Bigger Games -the peculiarities of financial statistic

written by Sergey Tarassov


I'll try to answer here to typically asked questions like these:

  1. How many times some phenomenon should occur for taking it into account as the phenomenon that affects the stock market?  
  2. How many winning trades do we need to have to be sure that %X trading strategy is reliable?
  3. Why a trading system that worked good enough for several years in a row does not work anymore?
  4. Why the weather is so unpredictable last years?

All these questions have something in common. Mathematically speaking they are questions about the sample size, the amount of analyzed  phenomena. I can substitute all these questions to one: what is the sufficient value of the sample size?

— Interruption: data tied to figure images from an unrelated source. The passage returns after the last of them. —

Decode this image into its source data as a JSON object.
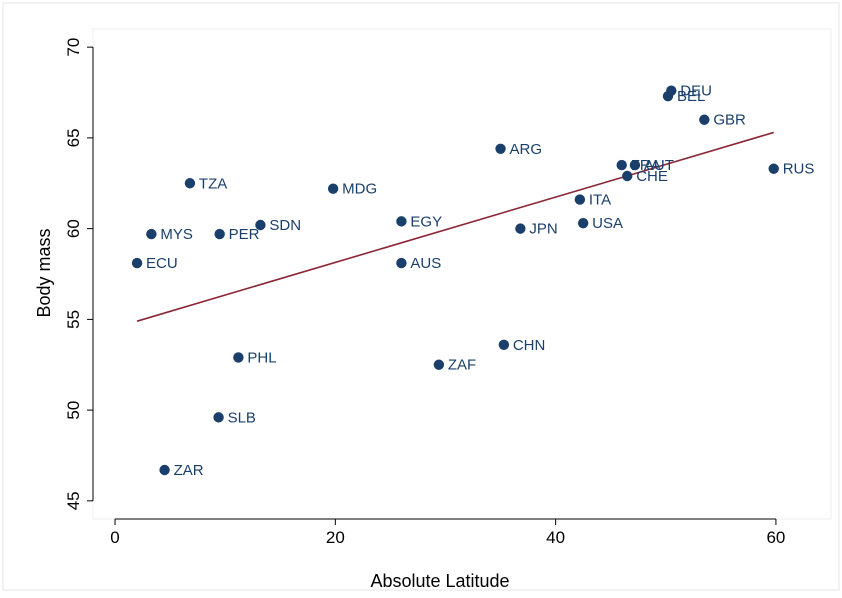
{
  "chart_data": {
    "type": "scatter",
    "title": "",
    "xlabel": "Absolute Latitude",
    "ylabel": "Body mass",
    "xlim": [
      -2,
      65
    ],
    "ylim": [
      44,
      71
    ],
    "xticks": [
      0,
      20,
      40,
      60
    ],
    "yticks": [
      45,
      50,
      55,
      60,
      65,
      70
    ],
    "grid": false,
    "legend": "none",
    "points": [
      {
        "label": "DEU",
        "x": 50.5,
        "y": 67.6
      },
      {
        "label": "BEL",
        "x": 50.2,
        "y": 67.3
      },
      {
        "label": "GBR",
        "x": 53.5,
        "y": 66.0
      },
      {
        "label": "ARG",
        "x": 35.0,
        "y": 64.4
      },
      {
        "label": "FRA",
        "x": 46.0,
        "y": 63.5
      },
      {
        "label": "AUT",
        "x": 47.2,
        "y": 63.5
      },
      {
        "label": "RUS",
        "x": 59.8,
        "y": 63.3
      },
      {
        "label": "CHE",
        "x": 46.5,
        "y": 62.9
      },
      {
        "label": "TZA",
        "x": 6.8,
        "y": 62.5
      },
      {
        "label": "MDG",
        "x": 19.8,
        "y": 62.2
      },
      {
        "label": "ITA",
        "x": 42.2,
        "y": 61.6
      },
      {
        "label": "EGY",
        "x": 26.0,
        "y": 60.4
      },
      {
        "label": "SDN",
        "x": 13.2,
        "y": 60.2
      },
      {
        "label": "USA",
        "x": 42.5,
        "y": 60.3
      },
      {
        "label": "JPN",
        "x": 36.8,
        "y": 60.0
      },
      {
        "label": "MYS",
        "x": 3.3,
        "y": 59.7
      },
      {
        "label": "PER",
        "x": 9.5,
        "y": 59.7
      },
      {
        "label": "ECU",
        "x": 2.0,
        "y": 58.1
      },
      {
        "label": "AUS",
        "x": 26.0,
        "y": 58.1
      },
      {
        "label": "CHN",
        "x": 35.3,
        "y": 53.6
      },
      {
        "label": "PHL",
        "x": 11.2,
        "y": 52.9
      },
      {
        "label": "ZAF",
        "x": 29.4,
        "y": 52.5
      },
      {
        "label": "SLB",
        "x": 9.4,
        "y": 49.6
      },
      {
        "label": "ZAR",
        "x": 4.5,
        "y": 46.7
      }
    ],
    "fit_line": {
      "x": [
        2.0,
        59.8
      ],
      "y": [
        54.9,
        65.3
      ]
    },
    "colors": {
      "marker": "#1a3f6b",
      "label": "#1a3f6b",
      "fit": "#8b2635",
      "axis": "#000000",
      "frame": "#e6e6e6"
    }
  }
}
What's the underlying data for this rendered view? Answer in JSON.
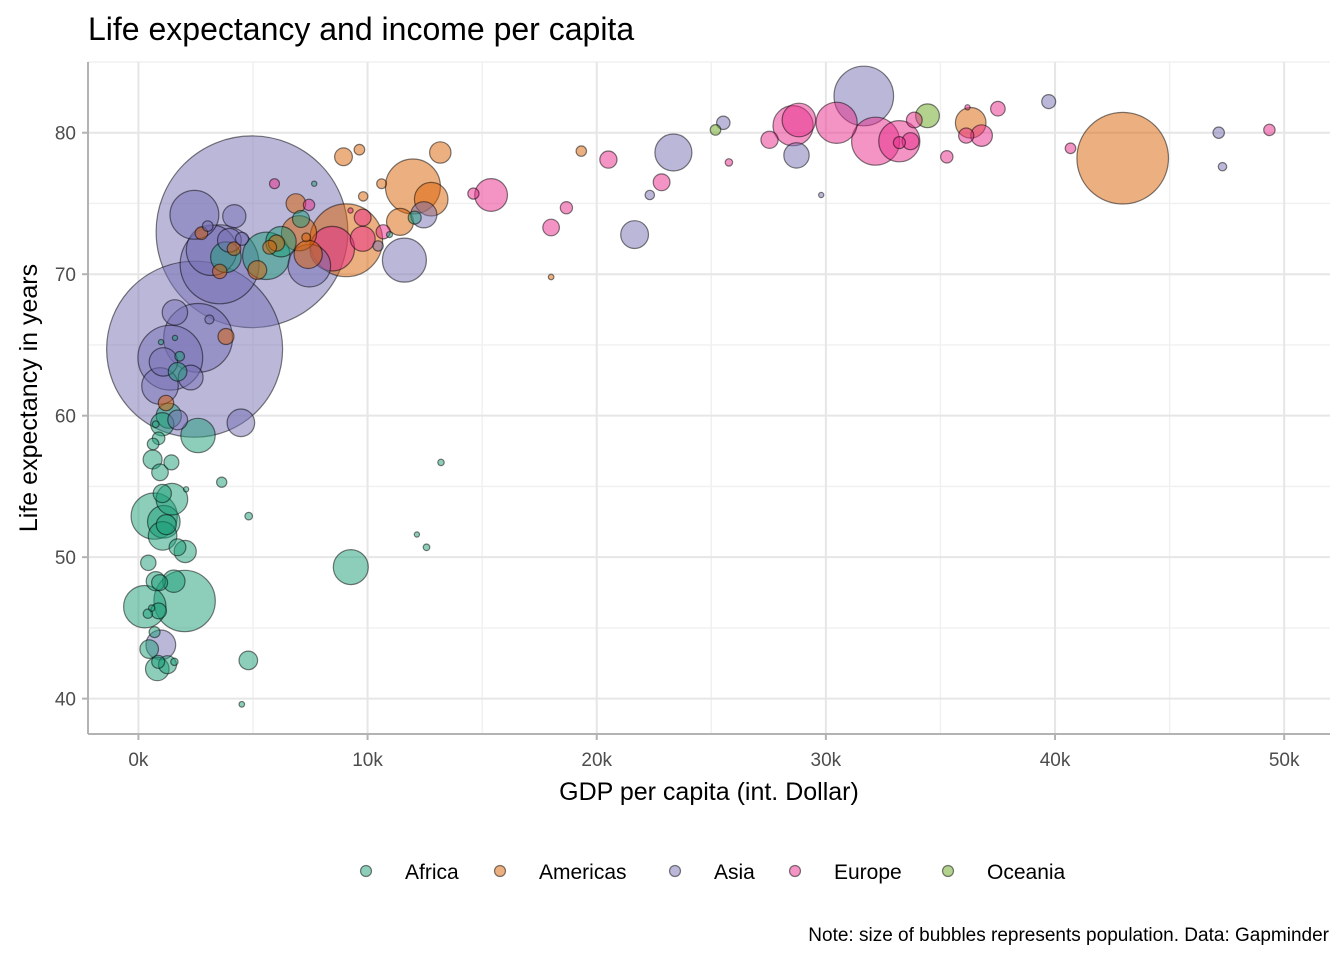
{
  "chart_data": {
    "type": "scatter",
    "title": "Life expectancy and income per capita",
    "xlabel": "GDP per capita (int. Dollar)",
    "ylabel": "Life expectancy in years",
    "caption": "Note: size of bubbles represents population. Data: Gapminder",
    "xlim": [
      -2200,
      52000
    ],
    "ylim": [
      37.5,
      85.0
    ],
    "x_ticks": [
      0,
      10000,
      20000,
      30000,
      40000,
      50000
    ],
    "x_tick_labels": [
      "0k",
      "10k",
      "20k",
      "30k",
      "40k",
      "50k"
    ],
    "y_ticks": [
      40,
      50,
      60,
      70,
      80
    ],
    "y_tick_labels": [
      "40",
      "50",
      "60",
      "70",
      "80"
    ],
    "grid": true,
    "legend_position": "bottom",
    "size_variable": "population",
    "colors": {
      "Africa": "#1b9e77",
      "Americas": "#d95f02",
      "Asia": "#7570b3",
      "Europe": "#e7298a",
      "Oceania": "#66a61e"
    },
    "series": [
      {
        "name": "Africa",
        "points": [
          {
            "x": 6223,
            "y": 72.3,
            "pop": 33.3
          },
          {
            "x": 4797,
            "y": 42.7,
            "pop": 12.4
          },
          {
            "x": 1441,
            "y": 56.7,
            "pop": 8.1
          },
          {
            "x": 12570,
            "y": 50.7,
            "pop": 1.6
          },
          {
            "x": 1217,
            "y": 52.3,
            "pop": 14.3
          },
          {
            "x": 430,
            "y": 49.6,
            "pop": 8.4
          },
          {
            "x": 2042,
            "y": 50.4,
            "pop": 17.7
          },
          {
            "x": 706,
            "y": 44.7,
            "pop": 4.4
          },
          {
            "x": 1704,
            "y": 50.7,
            "pop": 10.2
          },
          {
            "x": 986,
            "y": 65.2,
            "pop": 0.7
          },
          {
            "x": 278,
            "y": 46.5,
            "pop": 64.6
          },
          {
            "x": 3633,
            "y": 55.3,
            "pop": 3.8
          },
          {
            "x": 1545,
            "y": 48.3,
            "pop": 18.0
          },
          {
            "x": 2082,
            "y": 54.8,
            "pop": 0.5
          },
          {
            "x": 5581,
            "y": 71.3,
            "pop": 80.3
          },
          {
            "x": 12154,
            "y": 51.6,
            "pop": 0.6
          },
          {
            "x": 641,
            "y": 58.0,
            "pop": 4.9
          },
          {
            "x": 690,
            "y": 52.9,
            "pop": 76.5
          },
          {
            "x": 13206,
            "y": 56.7,
            "pop": 1.5
          },
          {
            "x": 753,
            "y": 59.4,
            "pop": 1.7
          },
          {
            "x": 1327,
            "y": 60.0,
            "pop": 22.9
          },
          {
            "x": 943,
            "y": 56.0,
            "pop": 9.9
          },
          {
            "x": 579,
            "y": 46.4,
            "pop": 1.5
          },
          {
            "x": 1463,
            "y": 54.1,
            "pop": 35.6
          },
          {
            "x": 1569,
            "y": 42.6,
            "pop": 2.0
          },
          {
            "x": 415,
            "y": 46.0,
            "pop": 3.2
          },
          {
            "x": 12057,
            "y": 74.0,
            "pop": 6.0
          },
          {
            "x": 1044,
            "y": 59.4,
            "pop": 19.2
          },
          {
            "x": 759,
            "y": 48.3,
            "pop": 13.3
          },
          {
            "x": 1042,
            "y": 54.5,
            "pop": 12.0
          },
          {
            "x": 1803,
            "y": 64.2,
            "pop": 3.3
          },
          {
            "x": 10957,
            "y": 72.8,
            "pop": 1.3
          },
          {
            "x": 3820,
            "y": 71.2,
            "pop": 33.8
          },
          {
            "x": 824,
            "y": 42.1,
            "pop": 20.0
          },
          {
            "x": 4811,
            "y": 52.9,
            "pop": 2.1
          },
          {
            "x": 620,
            "y": 56.9,
            "pop": 12.9
          },
          {
            "x": 2014,
            "y": 46.9,
            "pop": 135.0
          },
          {
            "x": 882,
            "y": 46.2,
            "pop": 9.0
          },
          {
            "x": 1598,
            "y": 65.5,
            "pop": 0.2
          },
          {
            "x": 1712,
            "y": 63.1,
            "pop": 12.3
          },
          {
            "x": 863,
            "y": 42.6,
            "pop": 6.1
          },
          {
            "x": 926,
            "y": 48.2,
            "pop": 9.1
          },
          {
            "x": 9270,
            "y": 49.3,
            "pop": 44.0
          },
          {
            "x": 2602,
            "y": 58.6,
            "pop": 42.3
          },
          {
            "x": 4513,
            "y": 39.6,
            "pop": 1.1
          },
          {
            "x": 1107,
            "y": 52.5,
            "pop": 38.1
          },
          {
            "x": 883,
            "y": 58.4,
            "pop": 5.7
          },
          {
            "x": 7093,
            "y": 73.9,
            "pop": 10.3
          },
          {
            "x": 1056,
            "y": 51.5,
            "pop": 29.2
          },
          {
            "x": 1271,
            "y": 42.4,
            "pop": 11.7
          },
          {
            "x": 470,
            "y": 43.5,
            "pop": 12.3
          },
          {
            "x": 7670,
            "y": 76.4,
            "pop": 0.8
          }
        ]
      },
      {
        "name": "Americas",
        "points": [
          {
            "x": 12779,
            "y": 75.3,
            "pop": 40.3
          },
          {
            "x": 3822,
            "y": 65.6,
            "pop": 9.1
          },
          {
            "x": 9066,
            "y": 72.4,
            "pop": 190.0
          },
          {
            "x": 36319,
            "y": 80.7,
            "pop": 33.4
          },
          {
            "x": 13172,
            "y": 78.6,
            "pop": 16.3
          },
          {
            "x": 7007,
            "y": 72.9,
            "pop": 44.2
          },
          {
            "x": 9645,
            "y": 78.8,
            "pop": 4.1
          },
          {
            "x": 8948,
            "y": 78.3,
            "pop": 11.4
          },
          {
            "x": 6025,
            "y": 72.2,
            "pop": 9.3
          },
          {
            "x": 6873,
            "y": 75.0,
            "pop": 13.8
          },
          {
            "x": 5728,
            "y": 71.9,
            "pop": 6.9
          },
          {
            "x": 5186,
            "y": 70.3,
            "pop": 12.6
          },
          {
            "x": 1202,
            "y": 60.9,
            "pop": 8.5
          },
          {
            "x": 3548,
            "y": 70.2,
            "pop": 7.5
          },
          {
            "x": 7321,
            "y": 72.6,
            "pop": 2.8
          },
          {
            "x": 11978,
            "y": 76.2,
            "pop": 108.7
          },
          {
            "x": 2749,
            "y": 72.9,
            "pop": 5.7
          },
          {
            "x": 9809,
            "y": 75.5,
            "pop": 3.2
          },
          {
            "x": 4173,
            "y": 71.8,
            "pop": 6.7
          },
          {
            "x": 7409,
            "y": 71.4,
            "pop": 28.7
          },
          {
            "x": 19329,
            "y": 78.7,
            "pop": 3.9
          },
          {
            "x": 18009,
            "y": 69.8,
            "pop": 1.1
          },
          {
            "x": 42952,
            "y": 78.2,
            "pop": 301.1
          },
          {
            "x": 10611,
            "y": 76.4,
            "pop": 3.4
          },
          {
            "x": 11416,
            "y": 73.7,
            "pop": 26.1
          }
        ]
      },
      {
        "name": "Asia",
        "points": [
          {
            "x": 975,
            "y": 43.8,
            "pop": 31.9
          },
          {
            "x": 29796,
            "y": 75.6,
            "pop": 0.7
          },
          {
            "x": 1391,
            "y": 64.1,
            "pop": 150.4
          },
          {
            "x": 1714,
            "y": 59.7,
            "pop": 14.1
          },
          {
            "x": 4959,
            "y": 73.0,
            "pop": 1318.7
          },
          {
            "x": 39725,
            "y": 82.2,
            "pop": 6.98
          },
          {
            "x": 2452,
            "y": 64.7,
            "pop": 1110.4
          },
          {
            "x": 3541,
            "y": 70.7,
            "pop": 223.5
          },
          {
            "x": 11606,
            "y": 71.0,
            "pop": 69.5
          },
          {
            "x": 4471,
            "y": 59.5,
            "pop": 27.5
          },
          {
            "x": 25523,
            "y": 80.7,
            "pop": 6.4
          },
          {
            "x": 31656,
            "y": 82.6,
            "pop": 127.5
          },
          {
            "x": 4519,
            "y": 72.5,
            "pop": 6.1
          },
          {
            "x": 1593,
            "y": 67.3,
            "pop": 23.3
          },
          {
            "x": 23348,
            "y": 78.6,
            "pop": 49.0
          },
          {
            "x": 47307,
            "y": 77.6,
            "pop": 2.5
          },
          {
            "x": 10461,
            "y": 72.0,
            "pop": 3.9
          },
          {
            "x": 12452,
            "y": 74.2,
            "pop": 24.8
          },
          {
            "x": 3096,
            "y": 66.8,
            "pop": 2.9
          },
          {
            "x": 944,
            "y": 62.1,
            "pop": 47.8
          },
          {
            "x": 1091,
            "y": 63.8,
            "pop": 28.9
          },
          {
            "x": 22316,
            "y": 75.6,
            "pop": 3.2
          },
          {
            "x": 2606,
            "y": 65.5,
            "pop": 169.3
          },
          {
            "x": 3190,
            "y": 71.7,
            "pop": 91.1
          },
          {
            "x": 21655,
            "y": 72.8,
            "pop": 27.6
          },
          {
            "x": 47143,
            "y": 80.0,
            "pop": 4.6
          },
          {
            "x": 3970,
            "y": 72.4,
            "pop": 20.4
          },
          {
            "x": 4185,
            "y": 74.1,
            "pop": 19.3
          },
          {
            "x": 28718,
            "y": 78.4,
            "pop": 23.2
          },
          {
            "x": 7458,
            "y": 70.6,
            "pop": 65.1
          },
          {
            "x": 2442,
            "y": 74.2,
            "pop": 85.3
          },
          {
            "x": 3025,
            "y": 73.4,
            "pop": 4.0
          },
          {
            "x": 2281,
            "y": 62.7,
            "pop": 22.2
          }
        ]
      },
      {
        "name": "Europe",
        "points": [
          {
            "x": 5937,
            "y": 76.4,
            "pop": 3.6
          },
          {
            "x": 36126,
            "y": 79.8,
            "pop": 8.2
          },
          {
            "x": 33693,
            "y": 79.4,
            "pop": 10.4
          },
          {
            "x": 7446,
            "y": 74.9,
            "pop": 4.6
          },
          {
            "x": 10681,
            "y": 73.0,
            "pop": 7.3
          },
          {
            "x": 14619,
            "y": 75.7,
            "pop": 4.5
          },
          {
            "x": 22833,
            "y": 76.5,
            "pop": 10.2
          },
          {
            "x": 35278,
            "y": 78.3,
            "pop": 5.5
          },
          {
            "x": 33207,
            "y": 79.3,
            "pop": 5.2
          },
          {
            "x": 30470,
            "y": 80.7,
            "pop": 61.1
          },
          {
            "x": 32170,
            "y": 79.4,
            "pop": 82.4
          },
          {
            "x": 27538,
            "y": 79.5,
            "pop": 10.7
          },
          {
            "x": 18009,
            "y": 73.3,
            "pop": 10.0
          },
          {
            "x": 36181,
            "y": 81.8,
            "pop": 0.3
          },
          {
            "x": 40676,
            "y": 78.9,
            "pop": 4.1
          },
          {
            "x": 28570,
            "y": 80.5,
            "pop": 58.1
          },
          {
            "x": 9254,
            "y": 74.5,
            "pop": 0.7
          },
          {
            "x": 36798,
            "y": 79.8,
            "pop": 16.6
          },
          {
            "x": 49357,
            "y": 80.2,
            "pop": 4.6
          },
          {
            "x": 15390,
            "y": 75.6,
            "pop": 38.5
          },
          {
            "x": 20510,
            "y": 78.1,
            "pop": 10.6
          },
          {
            "x": 9787,
            "y": 72.5,
            "pop": 22.3
          },
          {
            "x": 9787,
            "y": 74.0,
            "pop": 10.2
          },
          {
            "x": 18678,
            "y": 74.7,
            "pop": 5.4
          },
          {
            "x": 25768,
            "y": 77.9,
            "pop": 2.0
          },
          {
            "x": 28821,
            "y": 80.9,
            "pop": 40.4
          },
          {
            "x": 33860,
            "y": 80.9,
            "pop": 9.0
          },
          {
            "x": 37506,
            "y": 81.7,
            "pop": 7.6
          },
          {
            "x": 8458,
            "y": 71.8,
            "pop": 71.2
          },
          {
            "x": 33203,
            "y": 79.4,
            "pop": 60.8
          }
        ]
      },
      {
        "name": "Oceania",
        "points": [
          {
            "x": 34435,
            "y": 81.2,
            "pop": 20.4
          },
          {
            "x": 25185,
            "y": 80.2,
            "pop": 4.1
          }
        ]
      }
    ]
  }
}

First of all I will answer to this question as a recent University graduate would do. The answer would be:

We need to have a sample size 30 at least, this is the minimal number that allows to apply the standard statistics formulas. In other words we need to have the phenomena that take place 30 times at least, or 30 trades at least.

The guy who has spent many years dealing with financial markets data would give a different answer. Here it is:

 I am sorry, this is not a good news. Even if your trading system is confirmed by 100 trades (as an example) or even 500 trades - you cannot be sure that this trading system will work so good in the future. We have to accept the risk, we cannot avoid it just using classical statistics' formulas. This is a reality of financial statistics.

This statement needs some comment. The classical statistics was born from a game theory; in most cases this kind of statistics assumes the NORMAL distribution of the analyzed phenomena. More info about this issue you can find in this article:

When we deal with real phenomena, especially the phenomena that involve human activity, the classical normal distribution (in most cases) does not work anymore. While the classical statistics can be considered as a variation of dicing of the ideal coin, the real statistics that describes the events of human activity can be compared to a dicing of the coin, but this is not a random dicing. This dicing  uses some special rules that involve some other BIGGER game. Accordingly, this big game is a part of one more, even bigger, game. Dicing our coin this way, we can get some effects that cannot be explained by classical statistics' approach. For example, while dicing our coin, we can get 50  heads in a row, however this fact still can be not random, it might be caused by some other, bigger, game.

As an example, analyzing the Dow Jones Industrial index in 2009-2010, we can always find some aspect that coincided with Dow moving up. We can even provide the formal statistical analysis and get very good results, but - this aspect stopped working beyond the year 2010. Where is a mistake here? Why the aspect that worked well before does not work now? The answer is: we simply have considered this phenomenon as an event with one degree of freedom while in reality this phenomenon has more dimensions. To get the true answer, we have to consider the history of DJI in 2009-2010 as a part of a BIGGER GAME. Some hints to that BIGGER game can be found among fundamental factors. In 2009-2010, Dow is still affected by US stimulus plan, while this plan itself is a part of another BIG GAME - Great Financial Crisis of 2007-2009; in turn, the Great Financial Crisis refers us to another BIG GAME - the reform conducted by Ronald Reagan in the beginning of 1980s. So, when doing our research of financial markets, we always should remember the bigger picture.

BTW, the weather follows the same rules; it involves many big astronomical/geological/geophysical factors. The weather looks unpredictable simply because we are not able to see the whole picture now. We observe the symphony of many BIG GAMES and because very often we do not understand  most of these GAMES yet, they look unpredictable for us and even scare us.